Le syndrome de Stendhal

Au détour d’une rue s’élève une merveille, haute splendeur florentine se parant de jaune et de vert.

Les dômes et les tours se changent en croix s’étirant vers le ciel dans un vain effort pour rejoindre les étoiles.

L’or coule en rayons solaires tapant sur les mille vitraux aux couleurs éclatantes et mouvantes d’une mer arc-en-ciel.

Des madones serrent leur nourrisson d’un tendre geste protecteur alors que les séraphins veillent en déployant leurs neigeuses ailes.

Les couvents abritent des galeries tapissées d’illustres images, des rangées de livres et de secrets lieux pour s’asseoir que les roseraies embaument d’une capiteuse haleine.

À une fenêtre, l’apparition soudaine d’une église surnaturelle électrise la peau alors que résonnent les notes sucrées des cloches unies dans un chœur languissant.

Répétées dans un fou battement de cœur, les Annonciations et les Nativités défilent en berceuses familières, les Crucifixions épuisent les âmes émotives.

Marie n’a qu’un visage, celui de la beauté sans cesse réinventée, elle symbolise l’amour et la sensualité sous les multiples voiles peints rehaussant son teint.

Gabriel crée le vertige, l’écho de ses traits androgynes accompagne chaque toile et son regard d’une flèche acérée transperce.

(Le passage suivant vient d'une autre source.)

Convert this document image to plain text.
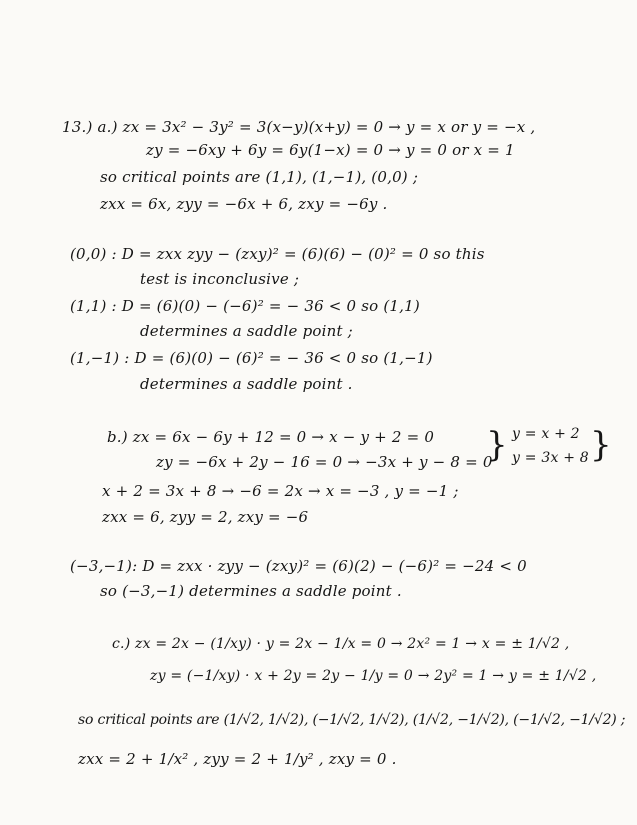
13.) a.) zx = 3x² − 3y² = 3(x−y)(x+y) = 0 → y = x or y = −x ,
zy = −6xy + 6y = 6y(1−x) = 0 → y = 0 or x = 1
so critical points are (1,1), (1,−1), (0,0) ;
zxx = 6x, zyy = −6x + 6, zxy = −6y .
(0,0) : D = zxx zyy − (zxy)² = (6)(6) − (0)² = 0 so this
test is inconclusive ;
(1,1) : D = (6)(0) − (−6)² = − 36 < 0 so (1,1)
determines a saddle point ;
(1,−1) : D = (6)(0) − (6)² = − 36 < 0 so (1,−1)
determines a saddle point .
b.) zx = 6x − 6y + 12 = 0 → x − y + 2 = 0
zy = −6x + 2y − 16 = 0 → −3x + y − 8 = 0
} y = x + 2
y = 3x + 8 }
x + 2 = 3x + 8 → −6 = 2x → x = −3 , y = −1 ;
zxx = 6, zyy = 2, zxy = −6
(−3,−1): D = zxx · zyy − (zxy)² = (6)(2) − (−6)² = −24 < 0
so (−3,−1) determines a saddle point .
c.) zx = 2x − (1/xy) · y = 2x − 1/x = 0 → 2x² = 1 → x = ± 1/√2 ,
zy = (−1/xy) · x + 2y = 2y − 1/y = 0 → 2y² = 1 → y = ± 1/√2 ,
so critical points are (1/√2, 1/√2), (−1/√2, 1/√2), (1/√2, −1/√2), (−1/√2, −1/√2) ;
zxx = 2 + 1/x² , zyy = 2 + 1/y² , zxy = 0 .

Riches trésors, les œuvres aveuglent, je suffoque en admirant cette procession infernale de grandeurs originales.

Ève invite Adam d’une main tentatrice, les thèmes religieux transpirent des délices interdits, et le regard langoureux du jeune homme trahit son désir.

Les bouilles rondes des enfants naissent des étreintes passionnées de ces sublimes êtres idéalisés.

Les nus romains achèvent d’ensorceler, trônant majestueusement sur la Cité et écrasant de leurs corps sculptés les pâles copies humaines déambulant sous leurs pieds.

Ils aspirent notre souffle vital, capturent le vermeil de nos joues, boivent le sang jeune de nos veines palpitantes.

Ils nous rejettent titubants et craintifs, l’esprit persuadé d’avoir résolu la divine énigme d’un impossible créateur céleste.

Sur les terrasses, mes pupilles cherchent David et Vénus, amoureusement liés sous les voûtes charmeuses, un parfum vénéneux mais savoureux enflamme ma narine.

Doux supplice, enveloppe-moi de ta glorieuse chaleur dont aucun apothicaire ne connaît le remède.